# A simple jupyter notebook to get acquainted with the main functions available in this repository

In [None]:
# Necessary imports
from utils import (load_lhco_rd, add_gaussian_features, train_model_multirun)
from plot_utils import plot_sic_curve_comparison
from os.path import exists, join
from os import mkdir
from matplotlib import pyplot as plt

In [None]:
# Load data from LHCO R&D dataset
data = load_lhco_rd("./treebased_ad_files/lhco_rd")

In [None]:
# Set up general settings for the trainings

# How often to re-run the entire ensemble training procedure
num_runs = 2

# How many models constitute a single ensemble
ensembles_per_model = 5

# Maximum numbers of iterations. Since we'll be using early stopping later,
# this number will probably not be reached (usually the minimum validation
# loss occurs within the first 20 iterations)
max_iters = 100

The below cell takes around 1 minute to run on a modern-era CPU.

In [None]:
# Train Histogrammed gradient boosting classifiers (HGB)

# train_model_multirun is a wrapper for the entire training procedure.
# The outputs are the losses of all models and runs as well as the model
# instances themselves.
#
# The models are saved in the specified directory.
# We choose the naming convention "0G" to indicate we are using the original
# dataset without adding Gaussian noise features.
full_losses_hgb_0G, models_hgb_0G = train_model_multirun(
    data,
    num_runs=num_runs, ensembles_per_model=ensembles_per_model,
    max_iters=max_iters, model_type="HGB", compute_val_weights=True,
    save_model_dir="./models/models_hgb_0G",
    cv_mode="random", early_stopping=True)

In [None]:
# We create a copy of the data with 10 Gaussian noise features added
data_10G = add_gaussian_features(data, 10)

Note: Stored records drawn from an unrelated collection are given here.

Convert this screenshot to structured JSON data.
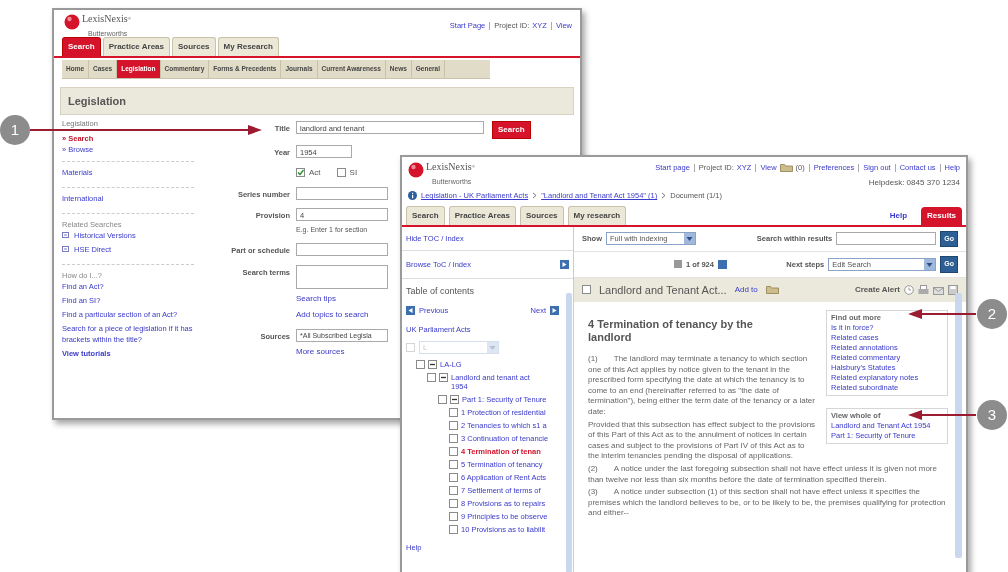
{
  "callouts": [
    {
      "number": "1"
    },
    {
      "number": "2"
    },
    {
      "number": "3"
    }
  ],
  "search_window": {
    "logo": {
      "name": "LexisNexis",
      "mark": "®",
      "tagline": "Butterworths"
    },
    "header_links": [
      {
        "kind": "link",
        "text": "Start Page"
      },
      {
        "kind": "label",
        "text": "Project ID:",
        "value": "XYZ"
      },
      {
        "kind": "link",
        "text": "View"
      }
    ],
    "tabs": [
      {
        "label": "Search",
        "selected": true
      },
      {
        "label": "Practice Areas",
        "selected": false
      },
      {
        "label": "Sources",
        "selected": false
      },
      {
        "label": "My Research",
        "selected": false
      }
    ],
    "subnav": [
      {
        "label": "Home",
        "selected": false
      },
      {
        "label": "Cases",
        "selected": false
      },
      {
        "label": "Legislation",
        "selected": true
      },
      {
        "label": "Commentary",
        "selected": false
      },
      {
        "label": "Forms & Precedents",
        "selected": false
      },
      {
        "label": "Journals",
        "selected": false
      },
      {
        "label": "Current Awareness",
        "selected": false
      },
      {
        "label": "News",
        "selected": false
      },
      {
        "label": "General",
        "selected": false
      }
    ],
    "page_title": "Legislation",
    "sidebar": [
      {
        "items": [
          {
            "kind": "heading",
            "text": "Legislation"
          },
          {
            "kind": "nav",
            "text": "» Search",
            "selected": true
          },
          {
            "kind": "nav",
            "text": "» Browse",
            "selected": false
          }
        ]
      },
      {
        "items": [
          {
            "kind": "link",
            "text": "Materials"
          }
        ]
      },
      {
        "items": [
          {
            "kind": "link",
            "text": "International"
          }
        ]
      },
      {
        "items": [
          {
            "kind": "caption",
            "text": "Related Searches"
          },
          {
            "kind": "icon_link",
            "text": "Historical Versions"
          },
          {
            "kind": "icon_link",
            "text": "HSE Direct"
          }
        ]
      },
      {
        "items": [
          {
            "kind": "caption",
            "text": "How do I...?"
          },
          {
            "kind": "link",
            "text": "Find an Act?"
          },
          {
            "kind": "link",
            "text": "Find an SI?"
          },
          {
            "kind": "link",
            "text": "Find a particular section of an Act?"
          },
          {
            "kind": "link",
            "text": "Search for a piece of legislation if it has brackets within the title?"
          },
          {
            "kind": "strong_link",
            "text": "View tutorials"
          }
        ]
      }
    ],
    "form": [
      {
        "kind": "text",
        "label": "Title",
        "value": "landlord and tenant",
        "button": "Search"
      },
      {
        "kind": "short",
        "label": "Year",
        "value": "1954"
      },
      {
        "kind": "checks",
        "options": [
          {
            "label": "Act",
            "checked": true
          },
          {
            "label": "SI",
            "checked": false
          }
        ]
      },
      {
        "kind": "text",
        "label": "Series number"
      },
      {
        "kind": "text",
        "label": "Provision",
        "value": "4",
        "hint": "E.g. Enter 1 for section"
      },
      {
        "kind": "text",
        "label": "Part or schedule"
      },
      {
        "kind": "area",
        "label": "Search terms",
        "links": [
          "Search tips",
          "Add topics to search"
        ]
      },
      {
        "kind": "select",
        "label": "Sources",
        "value": "*All Subscribed Legisla",
        "links": [
          "More sources"
        ]
      }
    ]
  },
  "results_window": {
    "logo": {
      "name": "LexisNexis",
      "mark": "®",
      "tagline": "Butterworths"
    },
    "header_links": [
      {
        "kind": "link",
        "text": "Start page"
      },
      {
        "kind": "label",
        "text": "Project ID:",
        "value": "XYZ"
      },
      {
        "kind": "folder",
        "text": "View",
        "count": "(0)"
      },
      {
        "kind": "link",
        "text": "Preferences"
      },
      {
        "kind": "link",
        "text": "Sign out"
      },
      {
        "kind": "link",
        "text": "Contact us"
      },
      {
        "kind": "link",
        "text": "Help"
      }
    ],
    "helpdesk": "Helpdesk: 0845 370 1234",
    "breadcrumb": [
      {
        "kind": "link",
        "text": "Legislation - UK Parliament Acts"
      },
      {
        "kind": "link",
        "text": "\"Landlord and Tenant Act 1954\" (1)"
      },
      {
        "kind": "text",
        "text": "Document (1/1)"
      }
    ],
    "tabs": [
      {
        "label": "Search",
        "selected": false
      },
      {
        "label": "Practice Areas",
        "selected": false
      },
      {
        "label": "Sources",
        "selected": false
      },
      {
        "label": "My research",
        "selected": false
      }
    ],
    "right_tabs": [
      {
        "label": "Help",
        "selected": false
      },
      {
        "label": "Results",
        "selected": true
      }
    ],
    "toc": {
      "hide_link": "Hide TOC / Index",
      "browse_link": "Browse ToC / Index",
      "title": "Table of contents",
      "previous": "Previous",
      "next": "Next",
      "source": "UK Parliament Acts",
      "filter": {
        "value": "L",
        "disabled": true,
        "checked": false
      },
      "tree": [
        {
          "label": "LA-LG",
          "checked": false,
          "expanded": true,
          "children": [
            {
              "label": "Landlord and tenant act 1954",
              "checked": false,
              "expanded": true,
              "children": [
                {
                  "label": "Part 1: Security of Tenure",
                  "checked": false,
                  "expanded": true,
                  "children": [
                    {
                      "label": "1 Protection of residential",
                      "checked": false,
                      "selected": false
                    },
                    {
                      "label": "2 Tenancies to which s1 a",
                      "checked": false,
                      "selected": false
                    },
                    {
                      "label": "3 Continuation of tenancie",
                      "checked": false,
                      "selected": false
                    },
                    {
                      "label": "4 Termination of tenan",
                      "checked": false,
                      "selected": true
                    },
                    {
                      "label": "5 Termination of tenancy",
                      "checked": false,
                      "selected": false
                    },
                    {
                      "label": "6 Application of Rent Acts",
                      "checked": false,
                      "selected": false
                    },
                    {
                      "label": "7 Settlement of terms of",
                      "checked": false,
                      "selected": false
                    },
                    {
                      "label": "8 Provisions as to repairs",
                      "checked": false,
                      "selected": false
                    },
                    {
                      "label": "9 Principles to be observe",
                      "checked": false,
                      "selected": false
                    },
                    {
                      "label": "10 Provisions as to liabilit",
                      "checked": false,
                      "selected": false
                    }
                  ]
                }
              ]
            }
          ]
        }
      ],
      "help": "Help"
    },
    "toolbar": {
      "show_label": "Show",
      "show_value": "Full with indexing",
      "search_label": "Search within results",
      "go": "Go",
      "pager": "1 of 924",
      "next_steps_label": "Next steps",
      "next_steps_value": "Edit Search",
      "go_next": "Go"
    },
    "document": {
      "title": "Landlord and Tenant Act...",
      "checked": false,
      "add_to": "Add to",
      "create_alert": "Create Alert",
      "heading": "4 Termination of tenancy by the landlord",
      "find_out_more": {
        "title": "Find out more",
        "links": [
          "Is it in force?",
          "Related cases",
          "Related annotations",
          "Related commentary",
          "Halsbury's Statutes",
          "Related explanatory notes",
          "Related subordinate"
        ]
      },
      "view_whole": {
        "title": "View whole of",
        "links": [
          "Landlord and Tenant Act 1954",
          "Part 1: Security of Tenure"
        ]
      },
      "paragraphs": [
        {
          "number": "(1)",
          "text": "The landlord may terminate a tenancy to which section one of this Act applies by notice given to the tenant in the prescribed form specifying the date at which the tenancy is to come to an end (hereinafter referred to as \"the date of termination\"), being either the term date of the tenancy or a later date:"
        },
        {
          "text": "Provided that this subsection has effect subject to the provisions of this Part of this Act as to the annulment of notices in certain cases and subject to the provisions of Part IV of this Act as to the interim tenancies pending the disposal of applications."
        },
        {
          "number": "(2)",
          "text": "A notice under the last foregoing subsection shall not have effect unless it is given not more than twelve nor less than six months before the date of termination specified therein."
        },
        {
          "number": "(3)",
          "text": "A notice under subsection (1) of this section shall not have effect unless it specifies the premises which the landlord believes to be, or to be likely to be, the premises qualifying for protection and either--"
        }
      ]
    }
  }
}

The below cell takes around 2 minutes to run on a modern-era CPU.

In [None]:
# We re-run the training with the exact same overall settings,
# but now on the dataset including the Gaussian noise.
full_losses_hgb_10G, models_hgb_10G = train_model_multirun(
    data_10G,
    num_runs=num_runs, ensembles_per_model=ensembles_per_model,
    max_iters=max_iters, model_type="HGB", compute_val_weights=True,
    save_model_dir="./models/models_hgb_10G",
    cv_mode="random", early_stopping=True)

In [None]:
# If not exists, create plots directory
if not exists("./plots"):
    mkdir("./plots")

In [None]:
# set recommended RC params
plt.rcParams['pgf.rcfonts'] = False
plt.rcParams['font.serif'] = []
plt.rcParams['axes.formatter.useoffset'] = False
plt.rcParams['lines.linewidth'] = 2
plt.rcParams['errorbar.capsize'] = 2
plt.rcParams['grid.linewidth'] = 0.5
plt.rcParams['axes.labelsize'] = 14
plt.rcParams['axes.titlesize'] = 16
plt.rcParams['xtick.labelsize'] = 12
plt.rcParams['ytick.labelsize'] = 12
plt.rcParams['legend.title_fontsize'] = 12
plt.rcParams['legend.fontsize'] = 12
plt.rcParams['legend.frameon'] = False

In [None]:
# Finally, we create a significance improvement characteristic curve (SIC-curve) for the
# two sets of models:

# Set colors
color_list = ["black", "red"]

# Set linestyles (use matplotlib linestyles)
linestyles = ["solid", "solid"]

# Set model types (this time it's HGB for both cases, but one could also
# compare different BDT algorithms or a DNN to a BDT)
model_types = ["HGB", "HGB"]

# Labels for the legend
labels = ["Baseline", "Baseline + 10G"]

plot_sic_curve_comparison([models_hgb_0G, models_hgb_10G],
                          [data, data_10G],
                          model_types=model_types,
                          out_filename=join("plots", "gauss_compare_HGB.pdf"),
                          color_list=color_list,
                          linestyles=linestyles,
                          labels=labels,
                          xlabel=r"$\epsilon_{S}$",
                          ylabel=r"$\epsilon_S/\sqrt{\epsilon_B}$",
                          max_y=20,
                          title="BDT")